Taking on the Housing Lobby

Congressman Jeb Hensarling did not get the memo. He said,

Will our generation perpetuate a system that demands “more house” today only to ensure that our children are confined to “less house” tomorrow? Today’s system of boom, bust, and bailout is retarding economic growth and helping fuel what all acknowledge as unsustainable levels of national debt.

The wind is blowing the other way. Nick Timiraos reports,

An earlier proposal, issued in April 2011, said the skin-in-the-game rules wouldn’t apply to mortgage securities containing loans where borrowers made at least a 20% down payment.

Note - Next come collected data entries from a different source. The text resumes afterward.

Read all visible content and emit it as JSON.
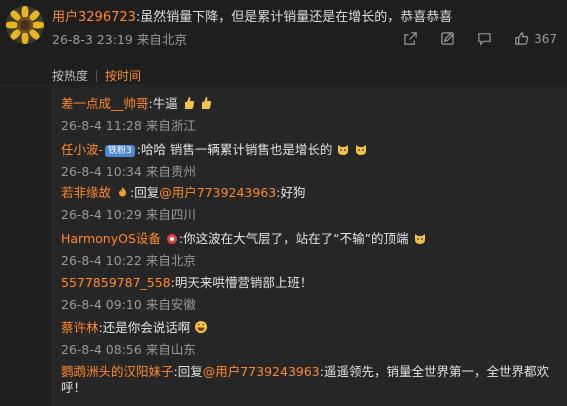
{
  "post": {
    "username": "用户3296723",
    "text": ":虽然销量下降，但是累计销量还是在增长的，恭喜恭喜",
    "time": "26-8-3 23:19",
    "location": "来自北京",
    "likes": "367"
  },
  "sort": {
    "hot": "按热度",
    "time": "按时间"
  },
  "replies": [
    {
      "name": "差一点成__帅哥",
      "text": ":牛逼",
      "time": "26-8-4 11:28",
      "location": "来自浙江"
    },
    {
      "name": "任小波-",
      "badge": "铁粉3",
      "text": ":哈哈  销售一辆累计销售也是增长的",
      "time": "26-8-4 10:34",
      "location": "来自贵州"
    },
    {
      "name": "若非缘故",
      "prefix": ":回复",
      "mention": "@用户7739243963",
      "text": ":好狗",
      "time": "26-8-4 10:29",
      "location": "来自四川"
    },
    {
      "name": "HarmonyOS设备",
      "text": ":你这波在大气层了，站在了“不输”的顶端",
      "time": "26-8-4 10:22",
      "location": "来自北京"
    },
    {
      "name": "5577859787_558",
      "text": ":明天来哄懵营销部上班！",
      "time": "26-8-4 09:10",
      "location": "来自安徽"
    },
    {
      "name": "蔡许林",
      "text": ":还是你会说话啊",
      "time": "26-8-4 08:56",
      "location": "来自山东"
    },
    {
      "name": "鹦鹉洲头的汉阳妹子",
      "prefix": ":回复",
      "mention": "@用户7739243963",
      "text": ":遥遥领先，销量全世界第一，全世界都欢呼！"
    }
  ],
  "icons": {
    "share": "share-icon",
    "edit": "edit-icon",
    "comment": "comment-icon",
    "like": "like-icon"
  },
  "colors": {
    "background": "#1e1e1e",
    "reply_panel": "#262626",
    "accent": "#ff8a2b",
    "text": "#e3e3e3",
    "meta": "#9a9a9a",
    "badge": "#4d87d6"
  }
}
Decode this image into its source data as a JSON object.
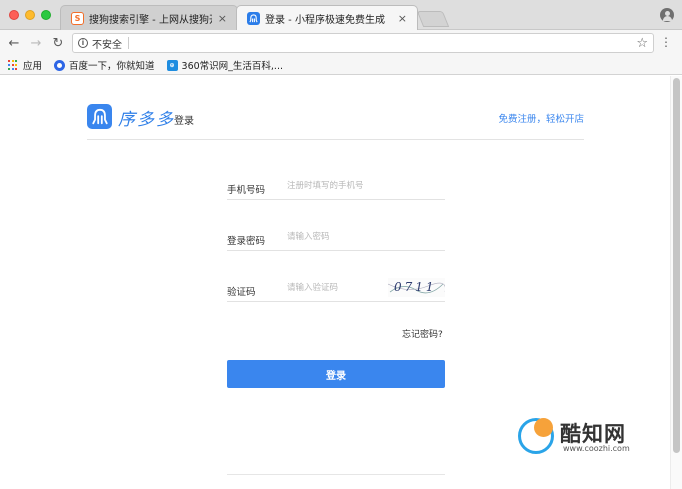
{
  "browser": {
    "tabs": [
      {
        "label": "搜狗搜索引擎 - 上网从搜狗开始",
        "close": "×",
        "active": false
      },
      {
        "label": "登录 - 小程序极速免费生成",
        "close": "×",
        "active": true
      }
    ],
    "address_bar": {
      "security": "不安全"
    },
    "bookmarks": [
      {
        "label": "应用"
      },
      {
        "label": "百度一下，你就知道"
      },
      {
        "label": "360常识网_生活百科,..."
      }
    ],
    "icons": [
      "arrow-left-icon",
      "arrow-right-icon",
      "reload-icon",
      "info-icon",
      "star-icon",
      "menu-dots-icon",
      "profile-icon"
    ]
  },
  "site": {
    "logo_text": "序多多",
    "header_title": "登录",
    "register_link": "免费注册，轻松开店",
    "accent_color": "#3a86ee"
  },
  "form": {
    "phone": {
      "label": "手机号码",
      "placeholder": "注册时填写的手机号"
    },
    "password": {
      "label": "登录密码",
      "placeholder": "请输入密码"
    },
    "captcha": {
      "label": "验证码",
      "placeholder": "请输入验证码",
      "image_text": "0711"
    },
    "forgot_link": "忘记密码?",
    "submit_label": "登录"
  },
  "watermark": {
    "title": "酷知网",
    "url": "www.coozhi.com"
  }
}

Now, regulators want to scrap that requirement, meaning that banks would have to retain 5% only of mortgages that allow borrowers to make “interest-only” payments or that don’t fully document a borrower’s ability to repay a mortgage—a much smaller portion of the market that includes the riskiest loan products that caused much of the crisis-time losses.

Hensarling wants to get the government out of the business of deciding what makes mortgages eligible for government insurance subsidies, by eliminating those subsidies.

Right now, because of the Dodd-Frank Act, Washington has more control over who can buy a home than your local bank. The PATH Act addresses these devastating rules head on, getting Washington out of the way to allow banks to lend, builders to build, Realtors to sell, and home buyers to buy.

1 thought on “Taking on the Housing Lobby

  1. One would expect mortgage questions to become an excellent “red versus blue” issue. I know this isn’t directly about the mortgage interest deduction, but one would expect politicians from red states to be more willing to take it on than blue-stare politicians. In his case, many if not most TX mortgages simply aren’t big enough to qualify for the homeowner’s deduction, which only “matters” if it (plus other Schedule A deductions) combine to be higher than the standard deduction, which is over $12K for married filing jointly. No state income taxes make it even less likely that a TX homeowner sees much benefit from the mortgage deduction.

    Even if the combination is bigger, the added tax benefit for the deduction is fairly marginal unless you have a *big* (ie, CA, NY, or Washington DC-sized) mortgage, and pay a lot of other state taxes.

    One could make a rather good argument that “red state” taxpayers are subsidizing rich “blue state” types with the mortgage interest deduction.